Mandy rubbed her forearms absently. She had started to have some modicum of respect for Hichele upon seeing the Naki woman so affected by the sight of the kids. Until she raised a crop to those trying to get close to her.

Mandy had no idea what to think of any of the Nakis. Hichele was a psycho-whore, Akkadi didn’t know what he wanted, and Helen was trying to manipulate everyone for a goal Mandy didn’t understand.

Urik’s offer was more tempting by the minute. If she hadn’t suspected he was after something besides energy, she would find out where the energy marbles went and grab them.

“I went to Earth and saw all the sick kids today,” Mandy said. “I don’t understand why there’s no cure.”

“The plague claimed all my siblings,” Wren said. “I was the only to survive.
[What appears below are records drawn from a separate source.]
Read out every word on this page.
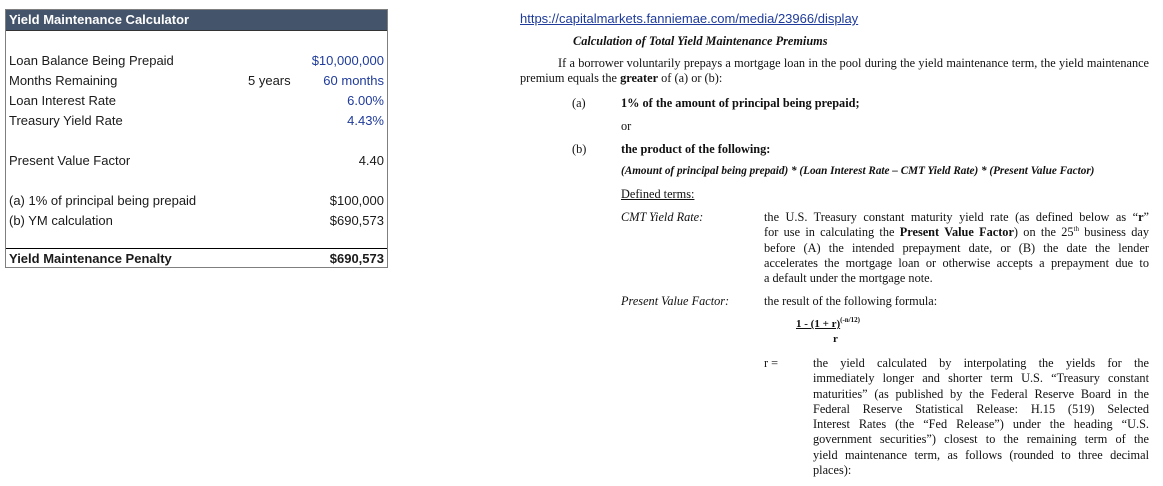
Yield Maintenance Calculator
Loan Balance Being Prepaid	$10,000,000
Months Remaining	5 years	60 months
Loan Interest Rate	6.00%
Treasury Yield Rate	4.43%
Present Value Factor	4.40
(a) 1% of principal being prepaid	$100,000
(b) YM calculation	$690,573
Yield Maintenance Penalty	$690,573
https://capitalmarkets.fanniemae.com/media/23966/display
Calculation of Total Yield Maintenance Premiums
If a borrower voluntarily prepays a mortgage loan in the pool during the yield maintenance term, the yield maintenance premium equals the greater of (a) or (b):
(a)	1% of the amount of principal being prepaid;
or
(b)	the product of the following:
(Amount of principal being prepaid) * (Loan Interest Rate – CMT Yield Rate) * (Present Value Factor)
Defined terms:
CMT Yield Rate:	the U.S. Treasury constant maturity yield rate (as defined below as “r”
for use in calculating the Present Value Factor) on the 25th business day
before (A) the intended prepayment date, or (B) the date the lender
accelerates the mortgage loan or otherwise accepts a prepayment due to
a default under the mortgage note.
Present Value Factor:	the result of the following formula:
$1 - (1 + r)^{(-n/12)}$
r
r =	the yield calculated by interpolating the yields for the
immediately longer and shorter term U.S. “Treasury constant
maturities” (as published by the Federal Reserve Board in the
Federal Reserve Statistical Release: H.15 (519) Selected
Interest Rates (the “Fed Release”) under the heading “U.S.
government securities”) closest to the remaining term of the
yield maintenance term, as follows (rounded to three decimal
places):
The Naki have built healing wards all across the galaxy for the ill.”

“They seem so unlikely to care. I don’t know what to think.”

“It is not about caring. It is about duty. Their king has declared this is it, and so they obey.”

“I suppose,” Mandy murmured. Akkadi’s duties were nothing to scoff at, but she couldn’t get over their rabid devotion to a race of people they refused to acknowledge was theirs, too. “Thanks for telling me Hichele is a whore. You made my day.”

“She’s slept with all the Naki princes.”

“Even Akkadi?”

“Yes.”

Bitch.
What did Akkadi see in Hichele that he didn’t see in Mandy? She couldn’t imagine why he would sleep with someone like Hichele and not her. Except that she was human – but so was he.

“This place is messed up,” Mandy said and lay back on her bed.

“Helen wishes to see you.” The guard’s sudden whisper made her jump.

“I’ll never get used to that,” she snapped and rose. “I gotta go, Wren. Thanks for the info.” She was dismissed because it was time for bed. She wondered what made Helen summon her now.

Wren smiled. Mandy went to the door. To her surprise, no guard awaited her, as if they somehow knew she was able to find her way around the station well enough to find Helen’s quarters.